Relating Misfit to Gain in Weak-to-Strong Generalization Beyond the Squared Loss

TL;DR

This paper extends the understanding of performance gains in weak-to-strong generalization from squared loss to arbitrary Bregman divergences and convex combinations of models, with theoretical insights supported by experiments.

Contribution

It generalizes the misfit-based characterization of performance gain to broader loss functions and model classes, including non-convex models via convex combinations.

Findings

Misfit characterizes performance gain for Bregman divergences.

Convex combinations of models approximate the ideal gain as the number increases.

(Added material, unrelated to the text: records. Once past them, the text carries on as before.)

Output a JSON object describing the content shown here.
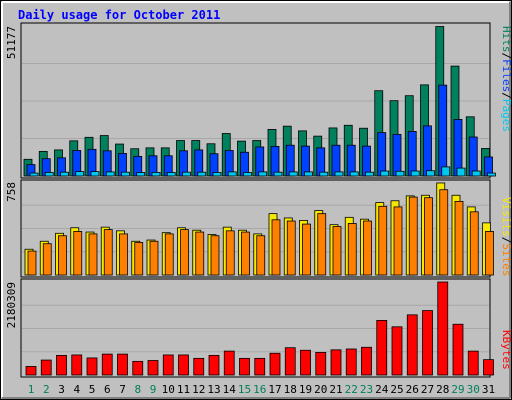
{
  "title": "Daily usage for October 2011",
  "colors": {
    "background": "#c0c0c0",
    "title": "#0000ff",
    "hits": "#00805c",
    "files": "#0040ff",
    "pages": "#00c8f0",
    "visits": "#f8e800",
    "sites": "#ff8000",
    "kbytes": "#ff0000",
    "weekend_label": "#00805c",
    "weekday_label": "#000000"
  },
  "chart_data": [
    {
      "type": "bar",
      "panel": "top",
      "scale_max_label": "51177",
      "ylim": [
        0,
        51177
      ],
      "legend": [
        "Pages",
        "/",
        "Files",
        "/",
        "Hits"
      ],
      "categories": [
        "1",
        "2",
        "3",
        "4",
        "5",
        "6",
        "7",
        "8",
        "9",
        "10",
        "11",
        "12",
        "13",
        "14",
        "15",
        "16",
        "17",
        "18",
        "19",
        "20",
        "21",
        "22",
        "23",
        "24",
        "25",
        "26",
        "27",
        "28",
        "29",
        "30",
        "31"
      ],
      "weekend_days": [
        "1",
        "2",
        "8",
        "9",
        "15",
        "16",
        "22",
        "23",
        "29",
        "30"
      ],
      "series": [
        {
          "name": "Hits",
          "values": [
            5700,
            8400,
            8900,
            12000,
            13200,
            13800,
            10900,
            9300,
            9600,
            9600,
            12100,
            12100,
            11000,
            14500,
            11900,
            12100,
            15900,
            17000,
            15400,
            13600,
            16400,
            17300,
            16300,
            29100,
            25700,
            27400,
            31100,
            51000,
            37500,
            20200,
            9400
          ]
        },
        {
          "name": "Files",
          "values": [
            3900,
            5900,
            6200,
            8700,
            9100,
            8600,
            7700,
            6700,
            6900,
            6900,
            8600,
            8900,
            7600,
            8700,
            8100,
            9900,
            10100,
            10500,
            10200,
            9600,
            10500,
            10500,
            10200,
            14800,
            14200,
            15200,
            17100,
            31000,
            19300,
            13300,
            6500
          ]
        },
        {
          "name": "Pages",
          "values": [
            1000,
            1200,
            1300,
            1500,
            1500,
            1400,
            1300,
            1200,
            1200,
            1200,
            1300,
            1300,
            1200,
            1400,
            1200,
            1400,
            1300,
            1400,
            1400,
            1300,
            1400,
            1400,
            1300,
            1700,
            1600,
            1700,
            1800,
            3100,
            2700,
            1700,
            1000
          ]
        }
      ]
    },
    {
      "type": "bar",
      "panel": "middle",
      "scale_max_label": "758",
      "ylim": [
        0,
        758
      ],
      "legend": [
        "Sites",
        "/",
        "Visits"
      ],
      "categories": [
        "1",
        "2",
        "3",
        "4",
        "5",
        "6",
        "7",
        "8",
        "9",
        "10",
        "11",
        "12",
        "13",
        "14",
        "15",
        "16",
        "17",
        "18",
        "19",
        "20",
        "21",
        "22",
        "23",
        "24",
        "25",
        "26",
        "27",
        "28",
        "29",
        "30",
        "31"
      ],
      "series": [
        {
          "name": "Visits",
          "values": [
            210,
            275,
            340,
            385,
            350,
            390,
            360,
            275,
            285,
            345,
            385,
            365,
            330,
            390,
            365,
            335,
            500,
            465,
            445,
            525,
            410,
            470,
            455,
            590,
            605,
            645,
            650,
            750,
            650,
            555,
            425
          ]
        },
        {
          "name": "Sites",
          "values": [
            195,
            255,
            320,
            355,
            335,
            370,
            335,
            265,
            275,
            335,
            370,
            350,
            320,
            360,
            350,
            320,
            450,
            440,
            415,
            500,
            395,
            420,
            440,
            560,
            555,
            635,
            630,
            695,
            600,
            515,
            355
          ]
        }
      ]
    },
    {
      "type": "bar",
      "panel": "bottom",
      "scale_max_label": "2180309",
      "ylim": [
        0,
        2180309
      ],
      "legend": [
        "KBytes"
      ],
      "categories": [
        "1",
        "2",
        "3",
        "4",
        "5",
        "6",
        "7",
        "8",
        "9",
        "10",
        "11",
        "12",
        "13",
        "14",
        "15",
        "16",
        "17",
        "18",
        "19",
        "20",
        "21",
        "22",
        "23",
        "24",
        "25",
        "26",
        "27",
        "28",
        "29",
        "30",
        "31"
      ],
      "series": [
        {
          "name": "KBytes",
          "values": [
            200000,
            350000,
            460000,
            470000,
            400000,
            490000,
            490000,
            320000,
            340000,
            470000,
            470000,
            390000,
            460000,
            560000,
            390000,
            390000,
            510000,
            640000,
            580000,
            530000,
            590000,
            610000,
            650000,
            1280000,
            1130000,
            1410000,
            1510000,
            2180000,
            1190000,
            560000,
            360000
          ]
        }
      ]
    }
  ]
}
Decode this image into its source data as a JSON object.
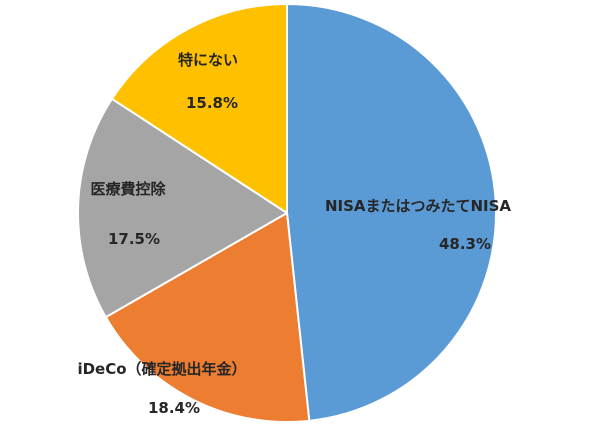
{
  "chart_data": {
    "type": "pie",
    "slices": [
      {
        "label": "NISAまたはつみたてNISA",
        "value": 48.3,
        "value_label": "48.3%",
        "color": "#5B9BD5"
      },
      {
        "label": "iDeCo（確定拠出年金）",
        "value": 18.4,
        "value_label": "18.4%",
        "color": "#ED7D31"
      },
      {
        "label": "医療費控除",
        "value": 17.5,
        "value_label": "17.5%",
        "color": "#A5A5A5"
      },
      {
        "label": "特にない",
        "value": 15.8,
        "value_label": "15.8%",
        "color": "#FFC000"
      }
    ],
    "start": "12 o'clock",
    "direction": "clockwise",
    "legend": "none"
  }
}
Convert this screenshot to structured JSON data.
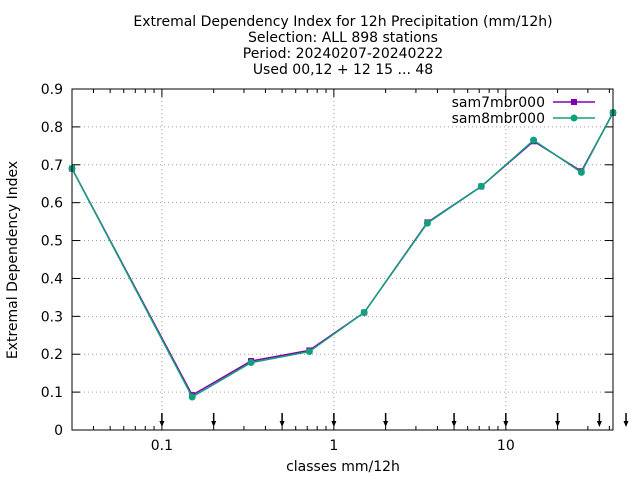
{
  "chart_data": {
    "type": "line",
    "title_lines": [
      "Extremal Dependency Index  for 12h Precipitation (mm/12h)",
      "Selection: ALL    898 stations",
      "Period: 20240207-20240222",
      "Used 00,12 + 12 15 ... 48"
    ],
    "xlabel": "classes mm/12h",
    "ylabel": "Extremal Dependency Index",
    "x_scale": "log",
    "xlim": [
      0.03,
      42
    ],
    "ylim": [
      0,
      0.9
    ],
    "x_ticks": [
      {
        "value": 0.1,
        "label": "0.1"
      },
      {
        "value": 1,
        "label": "1"
      },
      {
        "value": 10,
        "label": "10"
      }
    ],
    "y_ticks": [
      {
        "value": 0,
        "label": "0"
      },
      {
        "value": 0.1,
        "label": "0.1"
      },
      {
        "value": 0.2,
        "label": "0.2"
      },
      {
        "value": 0.3,
        "label": "0.3"
      },
      {
        "value": 0.4,
        "label": "0.4"
      },
      {
        "value": 0.5,
        "label": "0.5"
      },
      {
        "value": 0.6,
        "label": "0.6"
      },
      {
        "value": 0.7,
        "label": "0.7"
      },
      {
        "value": 0.8,
        "label": "0.8"
      },
      {
        "value": 0.9,
        "label": "0.9"
      }
    ],
    "grid": true,
    "legend_position": "top-right",
    "class_markers": [
      0.1,
      0.2,
      0.5,
      1,
      2,
      5,
      10,
      20,
      35,
      50
    ],
    "series": [
      {
        "name": "sam7mbr000",
        "color": "#8000b0",
        "marker": "square",
        "x": [
          0.03,
          0.15,
          0.33,
          0.72,
          1.5,
          3.5,
          7.2,
          14.5,
          27.5,
          42
        ],
        "y": [
          0.69,
          0.092,
          0.182,
          0.21,
          0.31,
          0.548,
          0.643,
          0.762,
          0.683,
          0.837
        ]
      },
      {
        "name": "sam8mbr000",
        "color": "#11a07c",
        "marker": "circle",
        "x": [
          0.03,
          0.15,
          0.33,
          0.72,
          1.5,
          3.5,
          7.2,
          14.5,
          27.5,
          42
        ],
        "y": [
          0.69,
          0.087,
          0.178,
          0.207,
          0.31,
          0.546,
          0.643,
          0.765,
          0.68,
          0.838
        ]
      }
    ]
  }
}
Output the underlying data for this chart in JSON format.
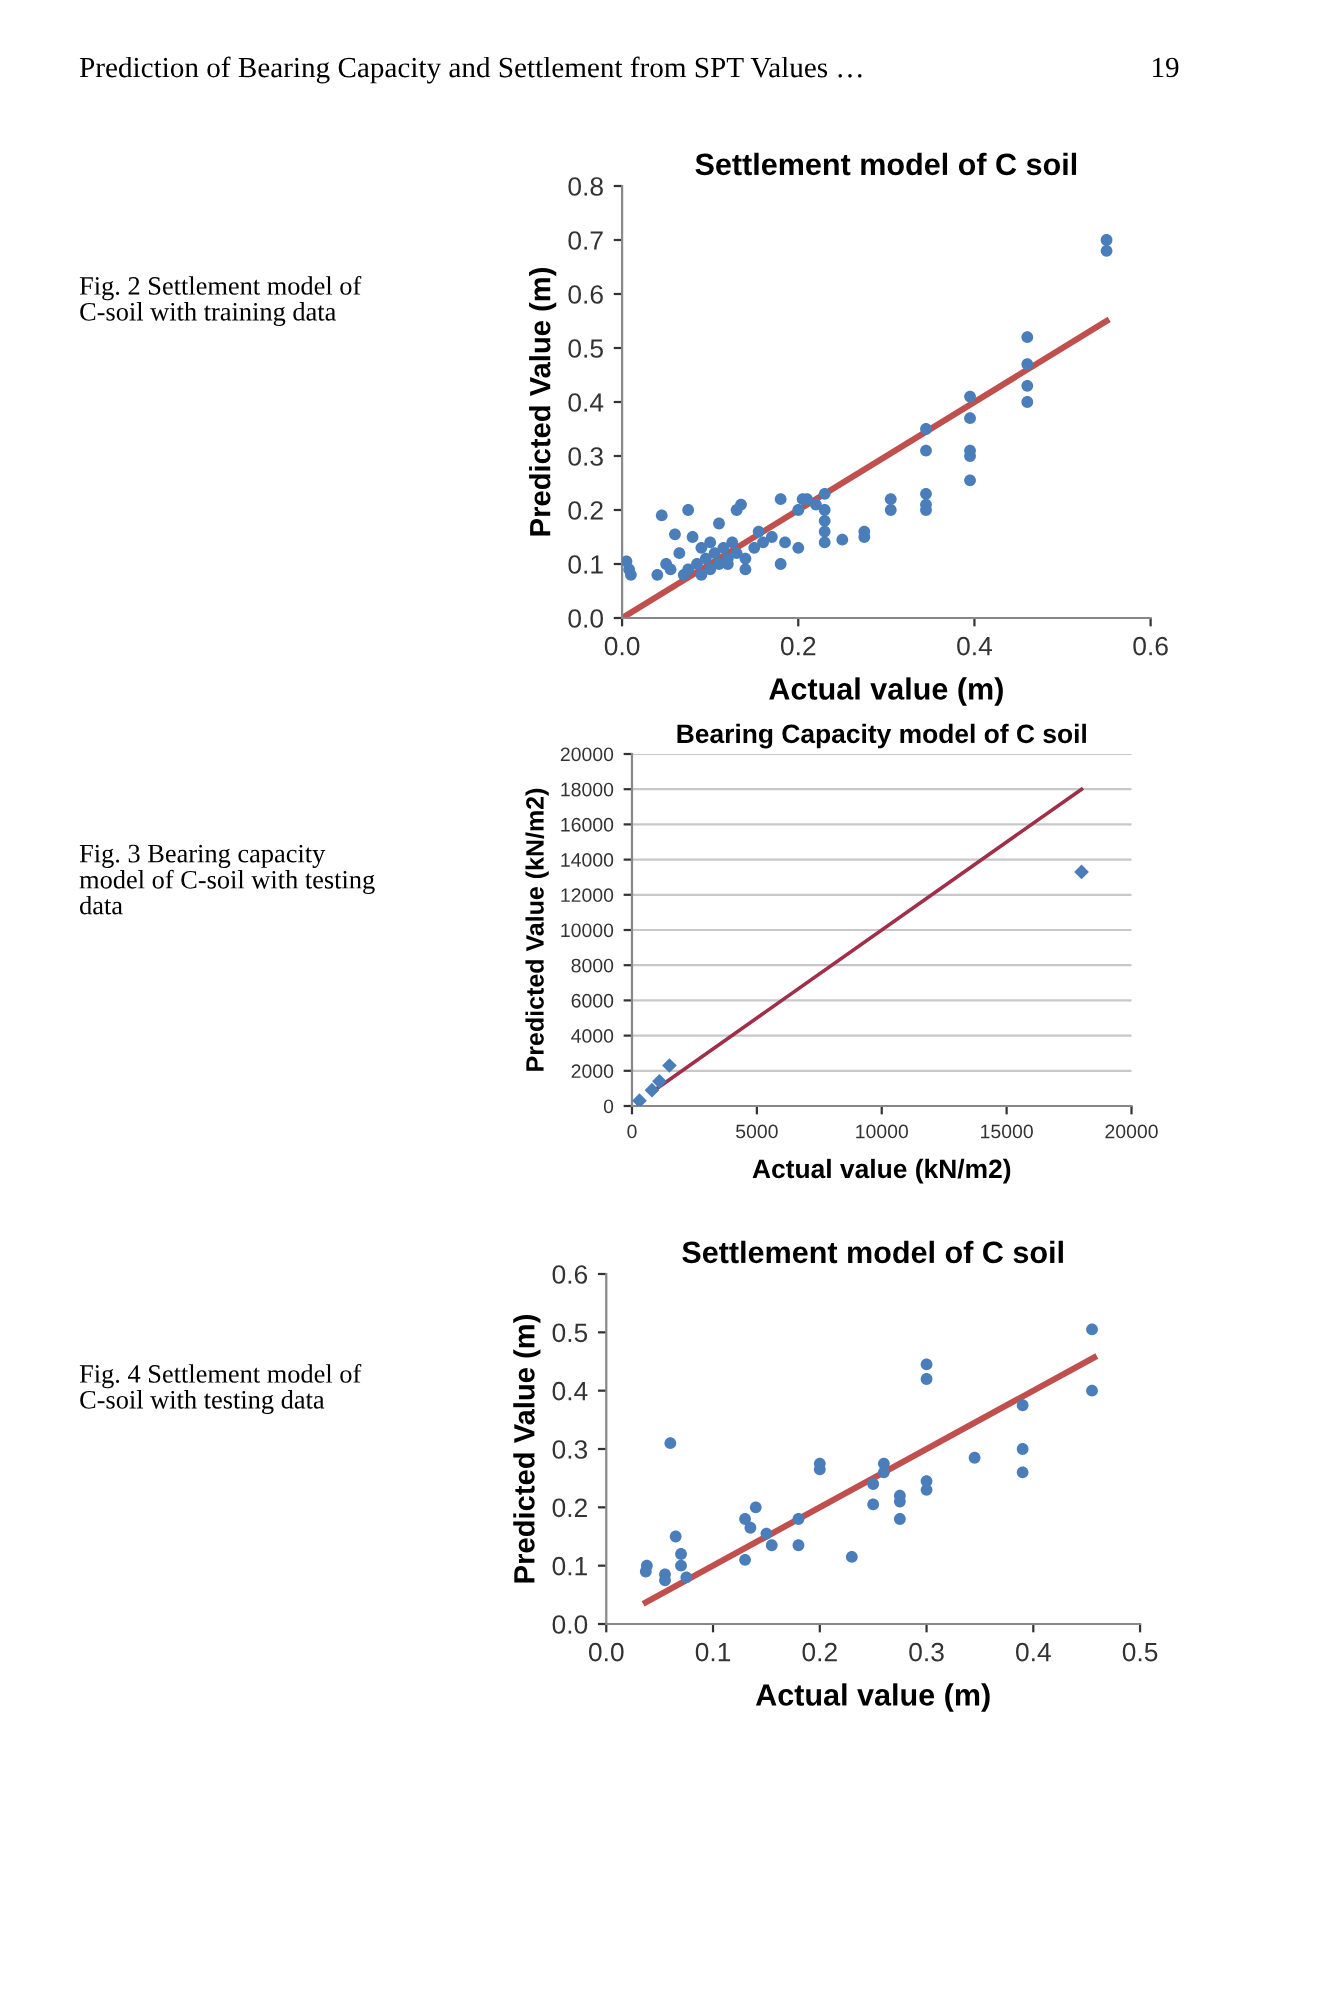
{
  "chart_data": [
    {
      "type": "scatter",
      "title": "Settlement model of C soil",
      "xlabel": "Actual value (m)",
      "ylabel": "Predicted Value (m)",
      "annotations": [
        "Prediction of Bearing Capacity and Settlement from SPT Values …",
        "19",
        "Fig. 2 Settlement model of\nC-soil with training data"
      ],
      "xlim": [
        0,
        0.6
      ],
      "ylim": [
        0,
        0.8
      ],
      "xticks": [
        {
          "value": 0,
          "label": "0.0"
        },
        {
          "value": 0.2,
          "label": "0.2"
        },
        {
          "value": 0.4,
          "label": "0.4"
        },
        {
          "value": 0.6,
          "label": "0.6"
        }
      ],
      "yticks": [
        {
          "value": 0,
          "label": "0.0"
        },
        {
          "value": 0.1,
          "label": "0.1"
        },
        {
          "value": 0.2,
          "label": "0.2"
        },
        {
          "value": 0.3,
          "label": "0.3"
        },
        {
          "value": 0.4,
          "label": "0.4"
        },
        {
          "value": 0.5,
          "label": "0.5"
        },
        {
          "value": 0.6,
          "label": "0.6"
        },
        {
          "value": 0.7,
          "label": "0.7"
        },
        {
          "value": 0.8,
          "label": "0.8"
        }
      ],
      "grid": false,
      "series": [
        {
          "color": "#4a7ebb",
          "marker": "circle",
          "x": [
            0.005,
            0.008,
            0.01,
            0.04,
            0.045,
            0.05,
            0.055,
            0.06,
            0.065,
            0.07,
            0.075,
            0.075,
            0.08,
            0.085,
            0.09,
            0.09,
            0.095,
            0.1,
            0.1,
            0.105,
            0.11,
            0.11,
            0.115,
            0.12,
            0.12,
            0.125,
            0.13,
            0.13,
            0.135,
            0.14,
            0.14,
            0.15,
            0.155,
            0.16,
            0.17,
            0.18,
            0.18,
            0.185,
            0.2,
            0.2,
            0.205,
            0.21,
            0.22,
            0.23,
            0.23,
            0.23,
            0.23,
            0.23,
            0.25,
            0.275,
            0.275,
            0.305,
            0.305,
            0.345,
            0.345,
            0.345,
            0.345,
            0.345,
            0.395,
            0.395,
            0.395,
            0.395,
            0.395,
            0.46,
            0.46,
            0.46,
            0.46,
            0.55,
            0.55
          ],
          "values": [
            0.105,
            0.09,
            0.08,
            0.08,
            0.19,
            0.1,
            0.09,
            0.155,
            0.12,
            0.08,
            0.2,
            0.09,
            0.15,
            0.1,
            0.13,
            0.08,
            0.11,
            0.14,
            0.09,
            0.12,
            0.1,
            0.175,
            0.13,
            0.11,
            0.1,
            0.14,
            0.2,
            0.12,
            0.21,
            0.09,
            0.11,
            0.13,
            0.16,
            0.14,
            0.15,
            0.22,
            0.1,
            0.14,
            0.13,
            0.2,
            0.22,
            0.22,
            0.21,
            0.23,
            0.2,
            0.18,
            0.16,
            0.14,
            0.145,
            0.15,
            0.16,
            0.2,
            0.22,
            0.35,
            0.31,
            0.23,
            0.21,
            0.2,
            0.41,
            0.37,
            0.31,
            0.3,
            0.255,
            0.52,
            0.47,
            0.43,
            0.4,
            0.7,
            0.68
          ]
        },
        {
          "type": "line",
          "color": "#c0504d",
          "x": [
            0,
            0.55
          ],
          "values": [
            0,
            0.55
          ]
        }
      ]
    },
    {
      "type": "scatter",
      "title": "Bearing Capacity model of C soil",
      "xlabel": "Actual value (kN/m2)",
      "ylabel": "Predicted Value (kN/m2)",
      "annotations": [
        "Fig. 3 Bearing capacity\nmodel of C-soil with testing\ndata"
      ],
      "xlim": [
        0,
        20000
      ],
      "ylim": [
        0,
        20000
      ],
      "xticks": [
        0,
        5000,
        10000,
        15000,
        20000
      ],
      "yticks": [
        0,
        2000,
        4000,
        6000,
        8000,
        10000,
        12000,
        14000,
        16000,
        18000,
        20000
      ],
      "grid": "y",
      "series": [
        {
          "color": "#4a7ebb",
          "marker": "diamond",
          "x": [
            300,
            800,
            1100,
            1500,
            18000
          ],
          "values": [
            300,
            900,
            1400,
            2300,
            13300
          ]
        },
        {
          "type": "line",
          "color": "#a0304a",
          "x": [
            1000,
            18000
          ],
          "values": [
            1000,
            18000
          ]
        }
      ]
    },
    {
      "type": "scatter",
      "title": "Settlement model of C soil",
      "xlabel": "Actual value (m)",
      "ylabel": "Predicted Value (m)",
      "annotations": [
        "Fig. 4 Settlement model of\nC-soil with testing data"
      ],
      "xlim": [
        0,
        0.5
      ],
      "ylim": [
        0,
        0.6
      ],
      "xticks": [
        {
          "value": 0,
          "label": "0.0"
        },
        {
          "value": 0.1,
          "label": "0.1"
        },
        {
          "value": 0.2,
          "label": "0.2"
        },
        {
          "value": 0.3,
          "label": "0.3"
        },
        {
          "value": 0.4,
          "label": "0.4"
        },
        {
          "value": 0.5,
          "label": "0.5"
        }
      ],
      "yticks": [
        {
          "value": 0,
          "label": "0.0"
        },
        {
          "value": 0.1,
          "label": "0.1"
        },
        {
          "value": 0.2,
          "label": "0.2"
        },
        {
          "value": 0.3,
          "label": "0.3"
        },
        {
          "value": 0.4,
          "label": "0.4"
        },
        {
          "value": 0.5,
          "label": "0.5"
        },
        {
          "value": 0.6,
          "label": "0.6"
        }
      ],
      "grid": false,
      "series": [
        {
          "color": "#4a7ebb",
          "marker": "circle",
          "x": [
            0.037,
            0.038,
            0.055,
            0.055,
            0.06,
            0.065,
            0.07,
            0.07,
            0.075,
            0.13,
            0.13,
            0.135,
            0.14,
            0.15,
            0.155,
            0.18,
            0.18,
            0.2,
            0.2,
            0.23,
            0.25,
            0.25,
            0.26,
            0.26,
            0.275,
            0.275,
            0.275,
            0.3,
            0.3,
            0.3,
            0.3,
            0.345,
            0.39,
            0.39,
            0.39,
            0.455,
            0.455
          ],
          "values": [
            0.09,
            0.1,
            0.085,
            0.075,
            0.31,
            0.15,
            0.12,
            0.1,
            0.08,
            0.18,
            0.11,
            0.165,
            0.2,
            0.155,
            0.135,
            0.135,
            0.18,
            0.275,
            0.265,
            0.115,
            0.24,
            0.205,
            0.275,
            0.26,
            0.22,
            0.21,
            0.18,
            0.445,
            0.42,
            0.245,
            0.23,
            0.285,
            0.375,
            0.3,
            0.26,
            0.505,
            0.4
          ]
        },
        {
          "type": "line",
          "color": "#c0504d",
          "x": [
            0.037,
            0.457
          ],
          "values": [
            0.037,
            0.457
          ]
        }
      ]
    }
  ]
}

Experimental validation on synthetic and real datasets supports theoretical results.

Abstract

The paradigm of weak-to-strong generalization constitutes the training of a strong AI model on data labeled by a weak AI model, with the goal that the strong model nevertheless outperforms its weak supervisor on the target task of interest. For the setting of real-valued regression with the squared loss, recent work quantitatively characterizes the gain in performance of the strong model over the weak model in terms of the misfit between the strong and weak model. We generalize such a characterization to learning tasks whose loss functions correspond to arbitrary Bregman divergences when the strong class is convex. This extends the misfit-based characterization of performance gain in weak-to-strong generalization to classification tasks, as the cross-entropy loss can be expressed in terms of a Bregman divergence. In most practical scenarios, however, the strong model class may not be convex. We therefore weaken this assumption and study weak-to-strong generalization for convex combinations of $k$ strong models in the strong class, in the concrete setting of classification. This allows us to obtain a similar misfit-based characterization of performance gain, upto an additional error term that vanishes as $k$ gets large. Our theoretical findings are supported by thorough experiments on synthetic as well as real-world datasets.